ECLI:NL:RVS:2019:1919
Raad van State
- Voorlopige voorziening
- Rechtspraak.nl
Voorlopige voorziening in asielzaak met betrekking tot intrekking verblijfsvergunning
Op 17 juni 2019 heeft de voorzieningenrechter van de Afdeling bestuursrechtspraak van de Raad van State uitspraak gedaan in een zaak waarin een vreemdeling verzocht om een voorlopige voorziening. De vreemdeling had eerder een verblijfsvergunning asiel voor bepaalde tijd gekregen, maar deze was door de staatssecretaris van Justitie en Veiligheid op 19 juli 2018 ingetrokken. De vreemdeling had hiertegen beroep aangetekend bij de rechtbank Den Haag, die op 2 april 2019 het beroep ongegrond verklaarde. Hierop heeft de vreemdeling hoger beroep ingesteld en verzocht om een voorlopige voorziening, zodat hij niet zou worden uitgezet voordat er op het hoger beroep was beslist.

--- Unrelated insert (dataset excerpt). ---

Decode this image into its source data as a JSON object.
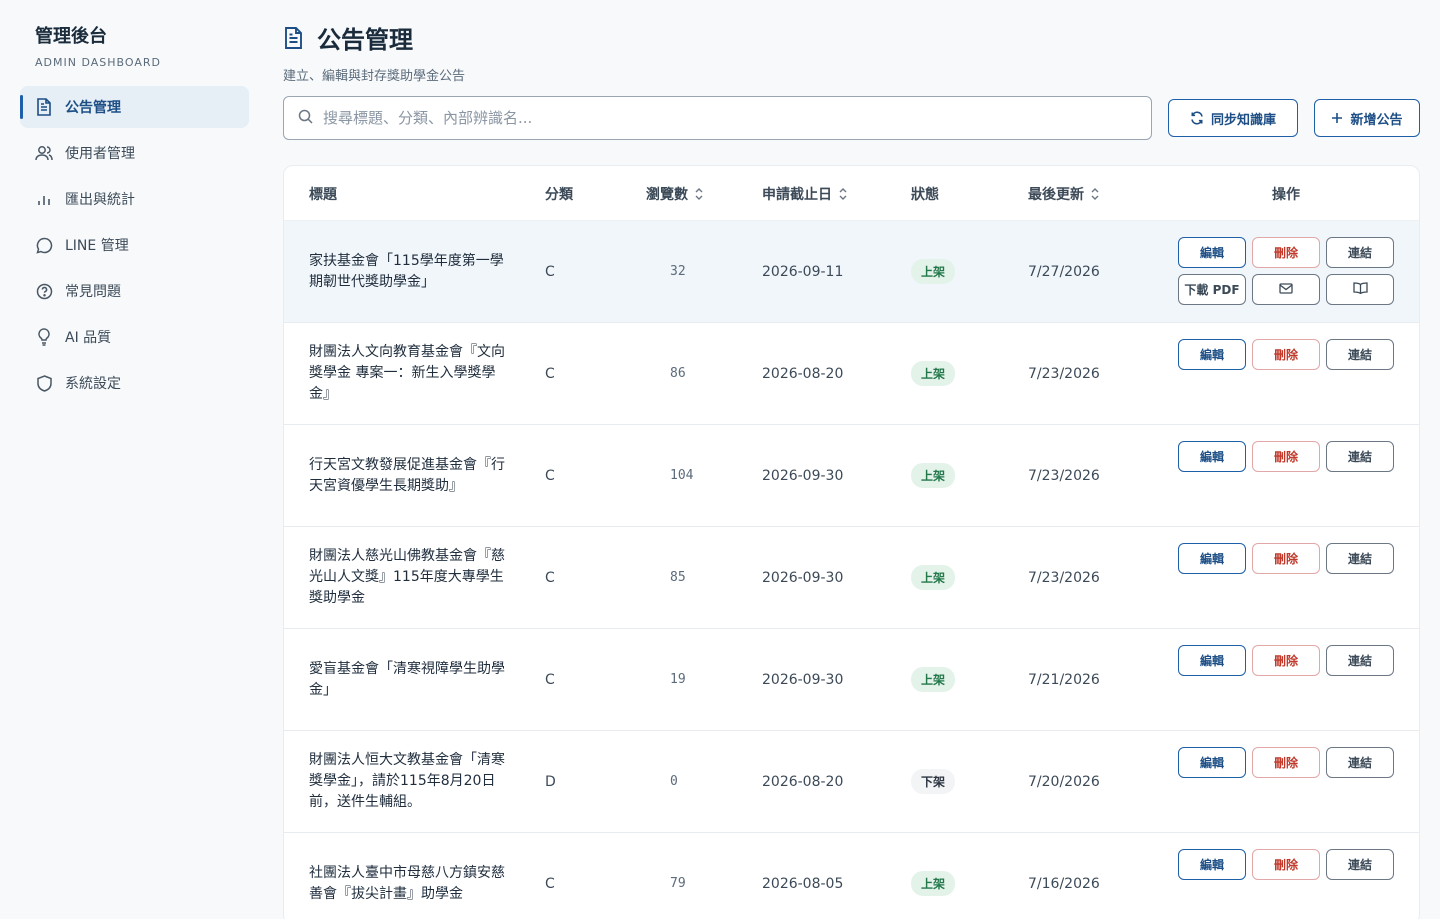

De voorzieningenrechter heeft het verzoek van de vreemdeling in overweging genomen, met inachtneming van eerdere uitspraken, waaronder een uitspraak van 20 februari 2019. De voorzieningenrechter heeft geoordeeld dat het verzoek om een voorlopige voorziening toewijsbaar is. De staatssecretaris is veroordeeld tot vergoeding van de proceskosten die de vreemdeling heeft gemaakt in verband met de behandeling van het verzoek, tot een bedrag van € 512,00, dat geheel is toe te rekenen aan door een derde beroepsmatig verleende rechtsbijstand.
De voorzieningenrechter heeft bepaald dat de vreemdeling niet mag worden uitgezet totdat er een beslissing is genomen op het hoger beroep. Deze uitspraak is openbaar uitgesproken op 17 juni 2019.